< Psalmen 114 >

1 Toen Israel uit Egypte toog, het huis Jakobs van een volk, dat een vreemde taal had;
At the time of the exodus of Israel from Egypt, when the descendants of Jacob left that foreign country,
2 Zo werd Juda tot Zijn heiligdom, Israel Zijn volkomene heerschappij.
the land of Judah became the Lord's sanctuary, Israel his kingdom.
3 De zee zag het, en vlood; de Jordaan keerde achterwaarts.
The Red Sea saw them and ran away; the Jordan River retreated.
4 De bergen sprongen als rammen, de heuvelen als lammeren.
Mountains jumped in fright like rams, hills startled like lambs.
5 Wat was u, gij zee! dat gij vloodt? gij Jordaan! dat gij achterwaarts keerdet?
Red Sea—why did you run away? Jordan River—why did you retreat?
6 Gij bergen, dat gij opsprongt als rammen? gij heuvelen! als lammeren?
Mountains—why did you jump in fright? Hills—why did you startle like lambs?

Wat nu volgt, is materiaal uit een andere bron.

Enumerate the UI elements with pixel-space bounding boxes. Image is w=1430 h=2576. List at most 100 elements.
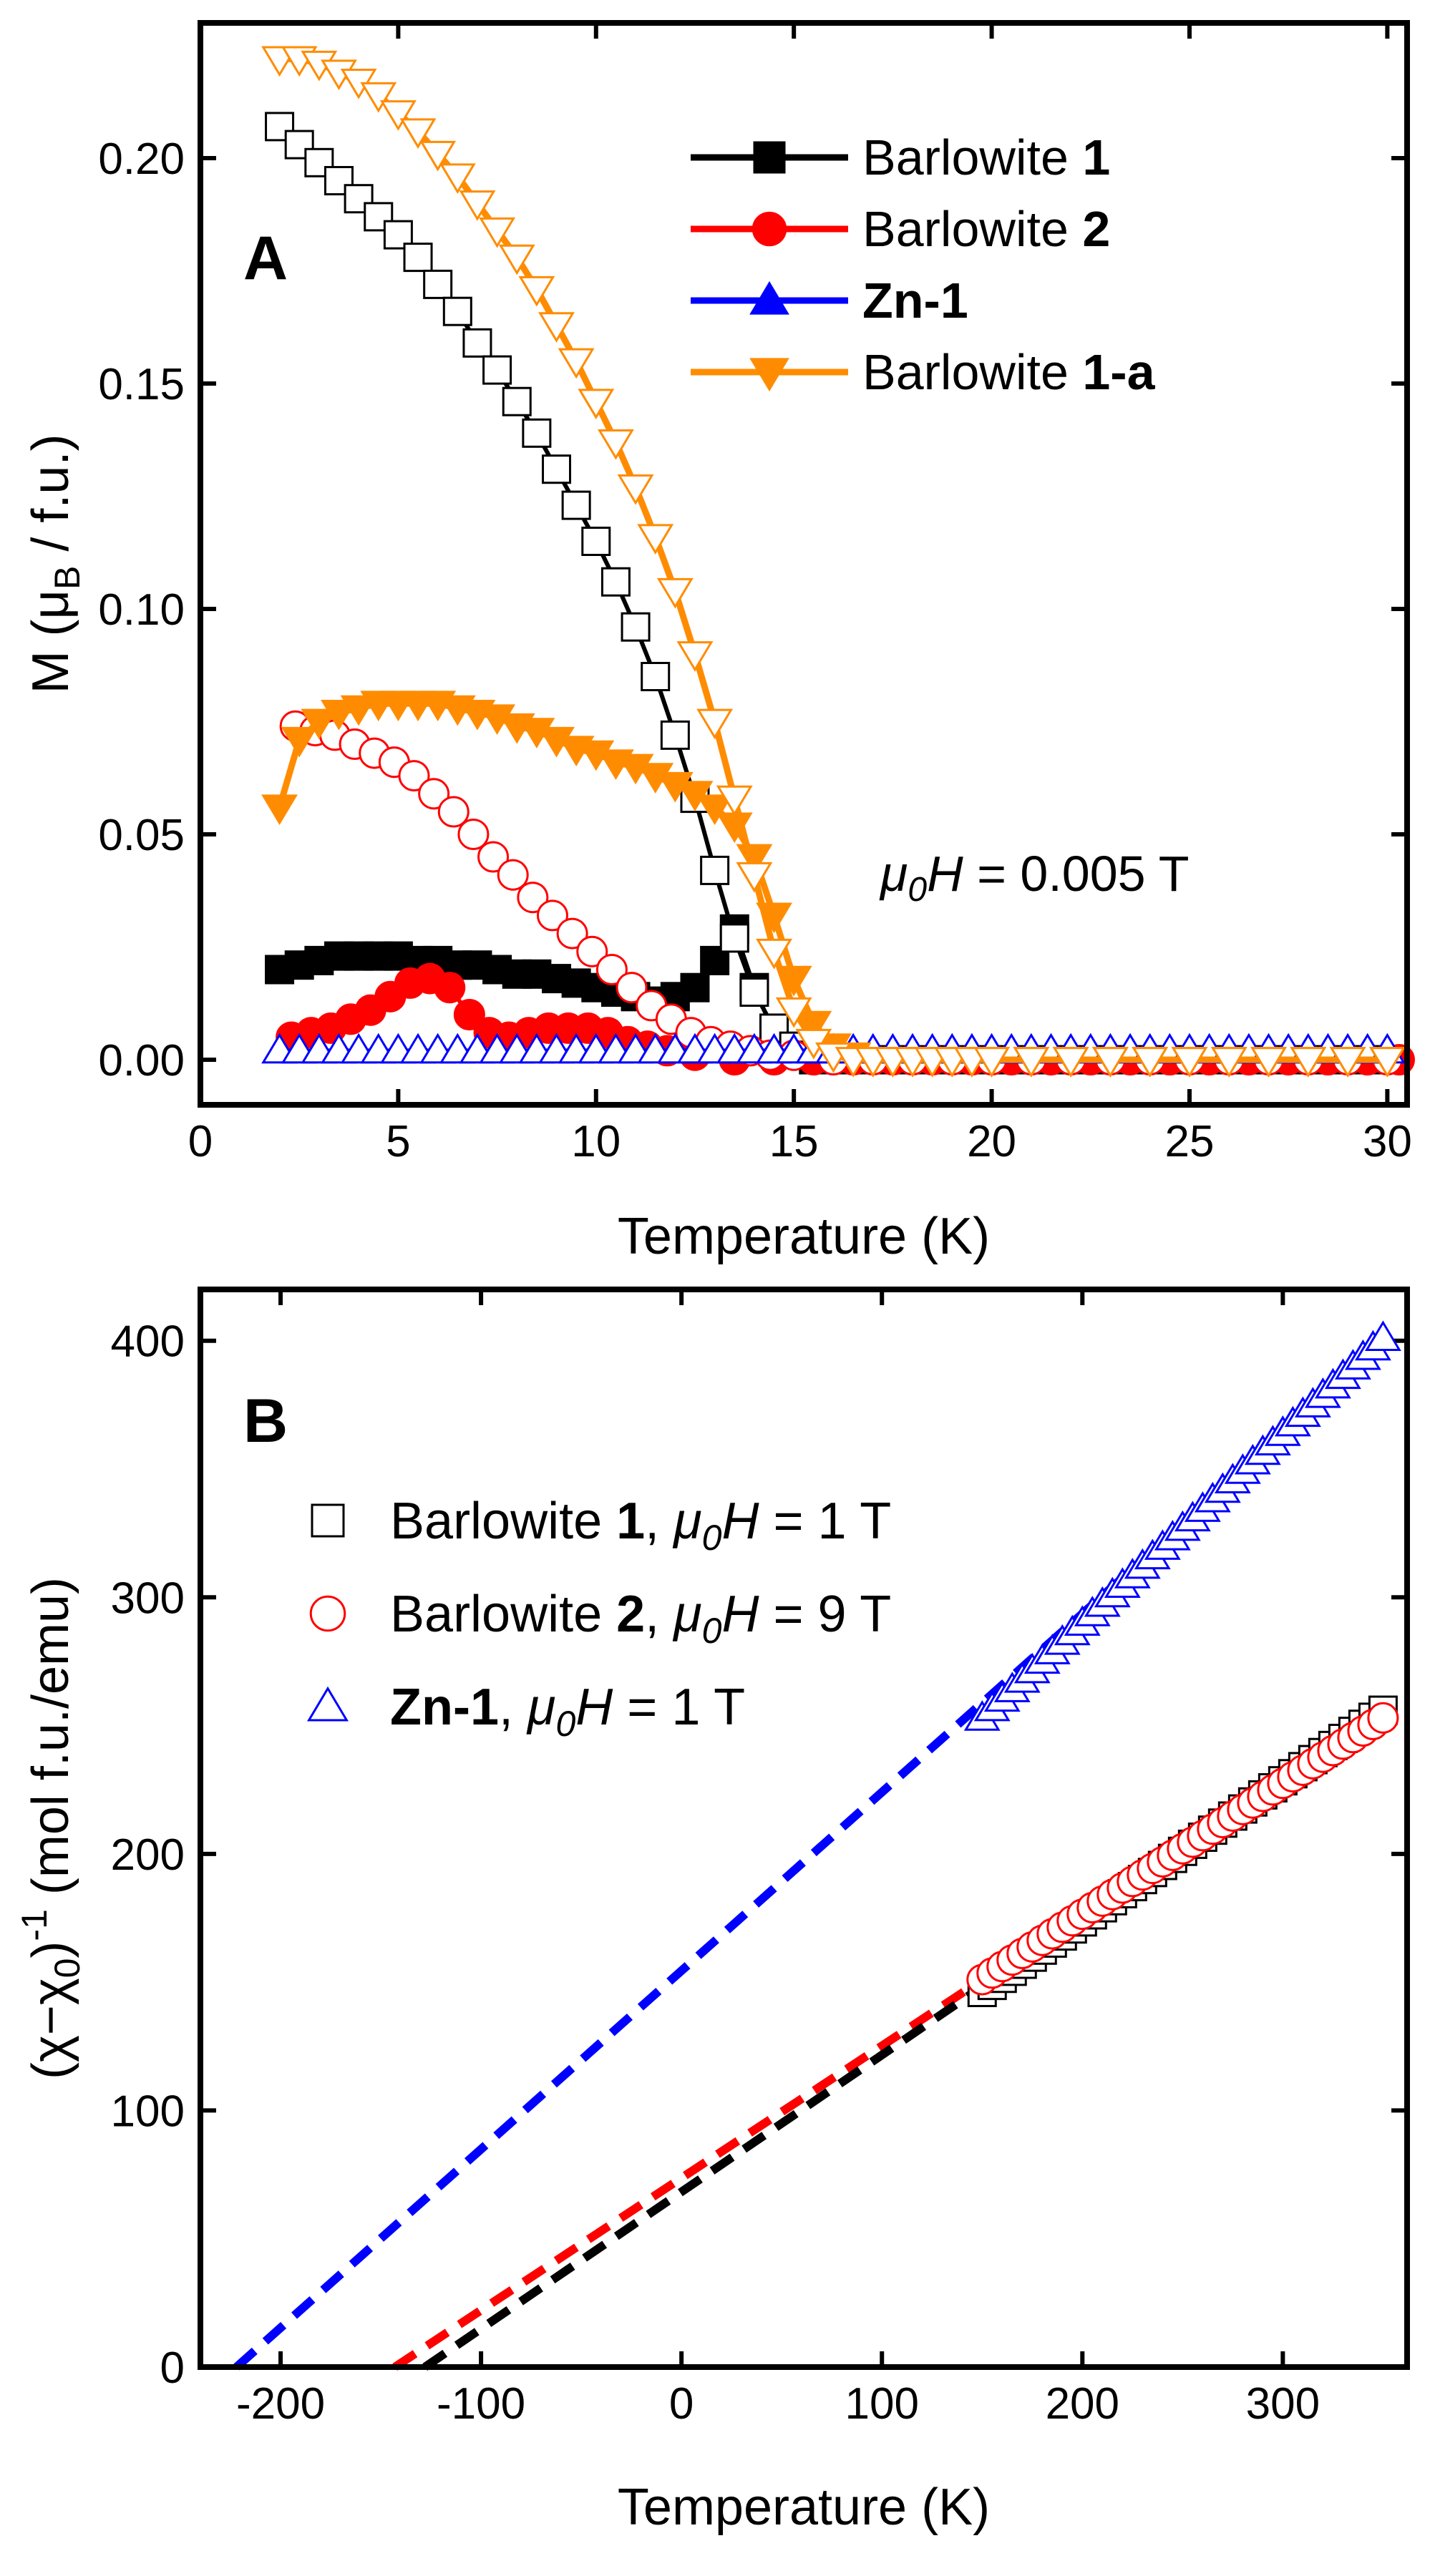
data-point [498,244,535,275]
data-point [518,275,555,307]
data-point [621,612,651,642]
x-tick-label: 100 [845,2379,918,2429]
legend-marker [749,280,789,315]
data-point [556,917,588,950]
y-tick-label: 300 [111,1574,185,1623]
data-point [1171,1047,1208,1078]
data-point [304,147,334,177]
x-tick-label: -100 [437,2379,525,2429]
panel-a: 0 5 10 15 20 25 30 0.00 0.05 0.10 0.15 0.20 A Barlo… [22,20,1415,1265]
data-point [538,312,575,343]
field-annotation: μ0H = 0.005 T [879,846,1190,909]
legend-marker [749,358,789,392]
x-tick-label: 15 [769,1117,819,1166]
legend-name: Barlowite [390,1493,616,1550]
legend-sep: , [645,1586,673,1643]
data-point [595,953,628,986]
data-point [597,429,634,460]
data-point [457,818,490,851]
data-point [775,997,812,1028]
panel-a-ylabel: M (μB / f.u.) [22,434,87,694]
data-point [1052,1047,1089,1078]
x-tick-label: -200 [236,2379,325,2429]
data-point [398,760,430,792]
data-point [973,1047,1011,1078]
legend-name: Barlowite [390,1586,616,1643]
x-tick-label: 25 [1164,1117,1214,1166]
data-point [403,243,433,273]
data-point [1013,1047,1050,1078]
legend-bold: 2 [616,1586,645,1643]
data-point [284,130,314,160]
panel-a-tick-labels: 0 5 10 15 20 25 30 0.00 0.05 0.10 0.15 0.20 [98,135,1412,1166]
y-tick-label: 0.10 [98,585,185,635]
data-point [517,882,549,914]
data-point [1091,1047,1129,1078]
data-point [1250,1047,1287,1078]
data-point [462,328,492,358]
data-point [561,490,591,520]
x-tick-label: 200 [1046,2379,1119,2429]
legend-label: Zn-1, μ0H = 1 T [390,1679,745,1744]
data-point [1329,1047,1366,1078]
legend-sub: 0 [555,1704,575,1744]
legend-label: Zn-1 [862,273,968,328]
data-point [616,972,648,1004]
panel-a-frame [198,20,1410,1108]
data-point [581,527,611,556]
legend-bold: 1-a [1082,344,1155,400]
legend-field: = 1 T [759,1493,891,1550]
data-point [379,100,417,131]
legend-h: H [575,1679,613,1736]
data-point [459,190,496,221]
legend-bold: 2 [1082,201,1110,257]
legend-bold: 1 [1082,130,1110,185]
data-point [736,862,773,893]
data-point [637,524,674,555]
data-point [479,217,516,248]
panel-b-frame [198,1287,1410,2370]
y-tick-label: 0.00 [98,1036,185,1085]
data-point [1364,1320,1401,1352]
data-point [301,708,338,740]
panel-b-data [233,1320,1401,2371]
data-point [453,998,485,1031]
data-point [660,720,690,750]
panel-b-ylabel: (χ−χ0)-1 (mol f.u./emu) [14,1577,87,2079]
y-tick-label: 0 [160,2343,185,2393]
data-point [739,977,769,1007]
data-point [680,972,710,1002]
data-point [1290,1047,1327,1078]
data-point [576,935,608,967]
data-point [716,785,753,816]
x-tick-label: 10 [571,1117,621,1166]
legend-label: Barlowite 2, μ0H = 9 T [390,1586,891,1651]
data-point [756,938,792,970]
x-tick-label: 30 [1363,1117,1412,1166]
x-tick-label: 20 [967,1117,1016,1166]
data-point [434,972,466,1004]
data-point [522,418,552,448]
panel-a-xlabel: Temperature (K) [618,1208,990,1265]
panel-a-data [261,46,1415,1078]
data-point [1132,1047,1169,1078]
legend-mu: μ [672,1493,701,1550]
legend-marker [306,1686,349,1722]
y-tick-label: 100 [111,2087,185,2136]
legend-field: = 9 T [759,1586,891,1643]
x-tick-label: 0 [188,1117,213,1166]
legend-label: Barlowite 2 [862,201,1110,257]
data-point [399,118,437,149]
legend-bold: Zn-1 [390,1679,499,1736]
legend-mu: μ [526,1679,555,1736]
legend-sep: , [499,1679,527,1736]
data-point [261,794,298,825]
data-point [676,641,714,672]
legend-h: H [721,1586,759,1643]
legend-label: Barlowite 1-a [862,344,1156,400]
data-point [482,355,512,385]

7 Beef, gij aarde! voor het aangezicht des Heeren, voor het aangezicht van den God Jakobs;
Earth, tremble in the presence of the Lord, tremble in the presence of the God of Jacob!
8 Die den rotssteen veranderde in een watervloed, den keisteen in een waterfontein.
He is the one who turned the rock into a pool of water; making water flow from the hard rock.